Выбрать главу

А потом и завещание царево огласили, которое тот, предвидя неизлечимость болезни, супружнице своей оставил тайно. Передавал он престол сыну Ивану и «жене Олене с боярским советом», приказав Елене «держать государство пол сыном» до полного Иванова возмужания. Как ни ослеплен был своей любовью к жене царь московский, чуял он сердцем жажду власти без улержу и желание господствовать, сжигавшие изнутри ее дочерна. Поэтому и в завещании говорил царь о приоритете «боярского совета», а не о полном всевластии княгини «Олены». А может, хотел так защитить жену от борьбы жестокой с братьями своими – удельными князьями Андреем и Юрием, которая и впрямь завязалась тут же, не успели царя Василия в могилу опустить?

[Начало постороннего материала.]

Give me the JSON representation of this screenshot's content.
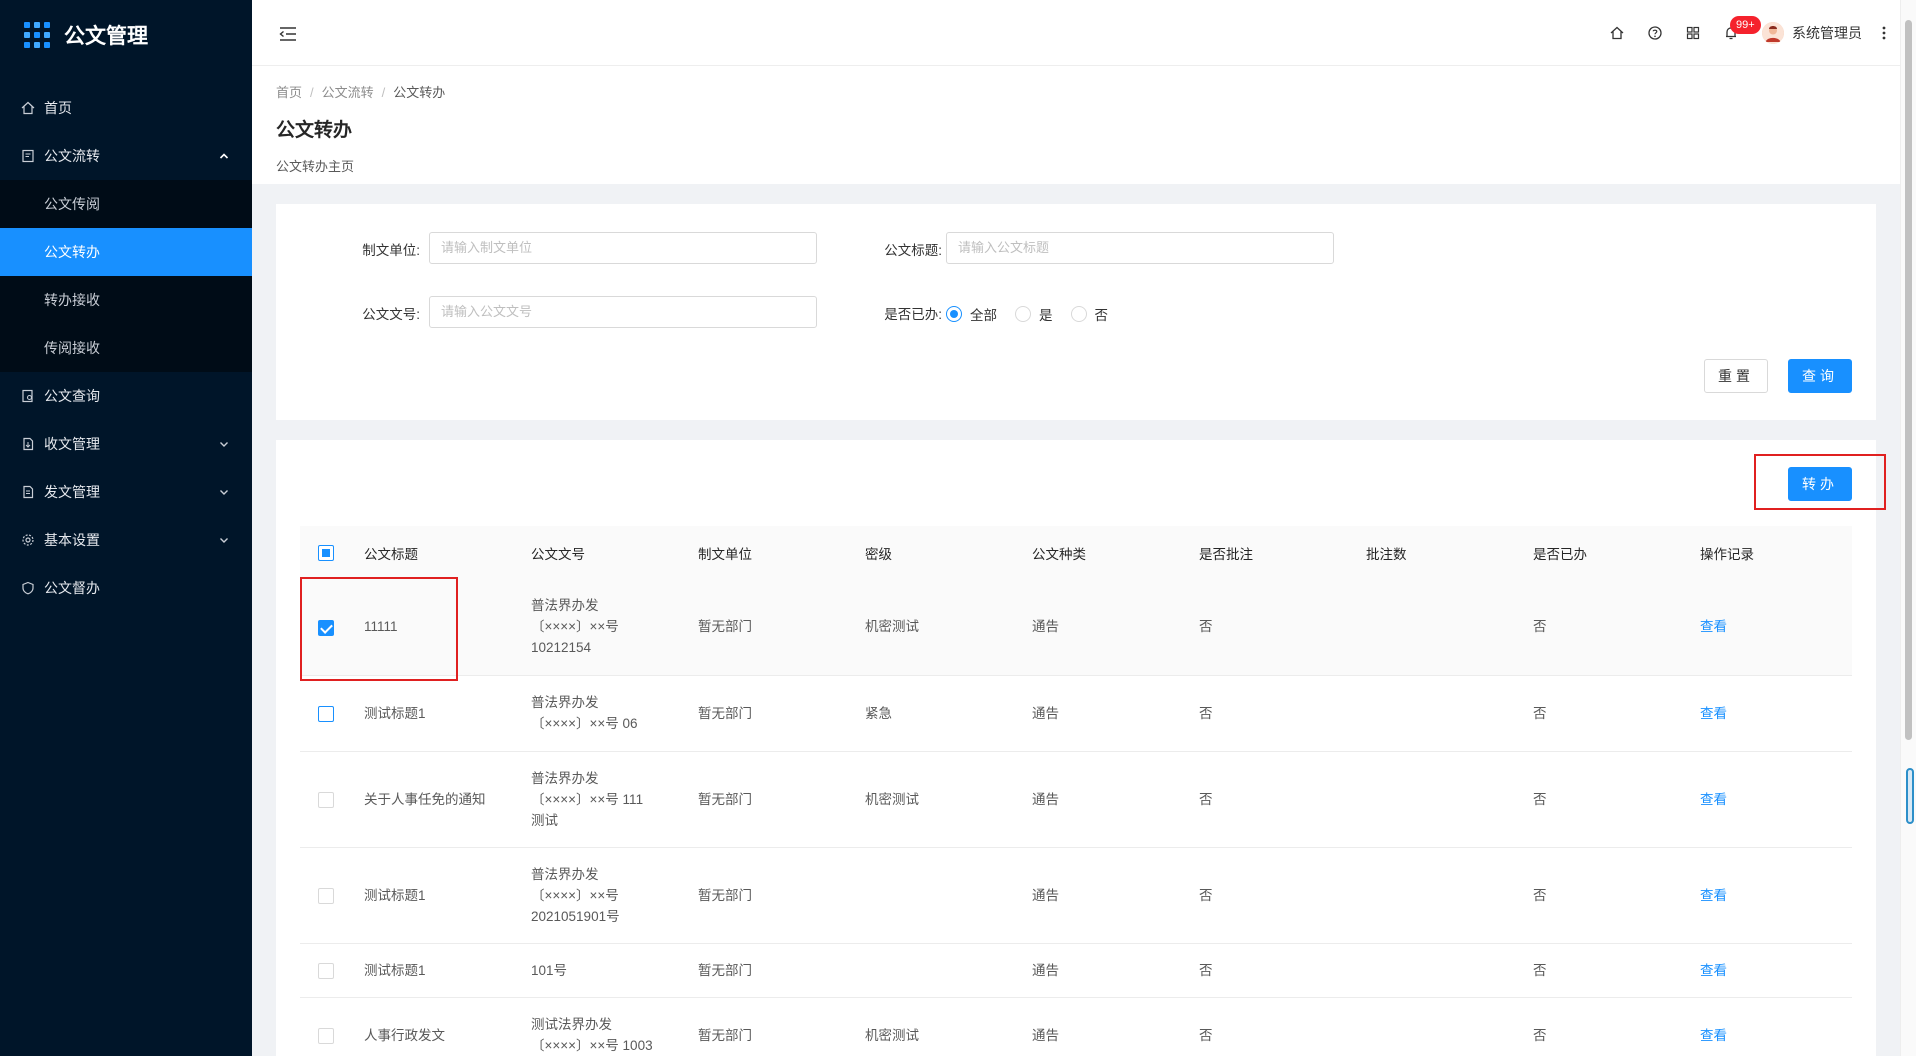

Впрочем, недооценил он свою молодую супругу: было от кого сыну Ивану лютый нрав унаследовать. Очень скоро сметливая Елена развернулась, бояр от власти отставила – да так, что членам боярского совета самим к ней пришлось со всеми вопросами и просьбами хаживать, а князей, Юрия да Андрея, – одного в заточение посадила, а другого и вовсе в тюрьме сгноила. Сторонники их были пытаны, кнутом биты, торговой казнью казнены, а иные и вдоль большой дороги на Новгород повешены – ибо Новгород опять всколыхнулся и на сторону братьев Васильевых склонился.

Наступили смутные времена после смерти Василия III.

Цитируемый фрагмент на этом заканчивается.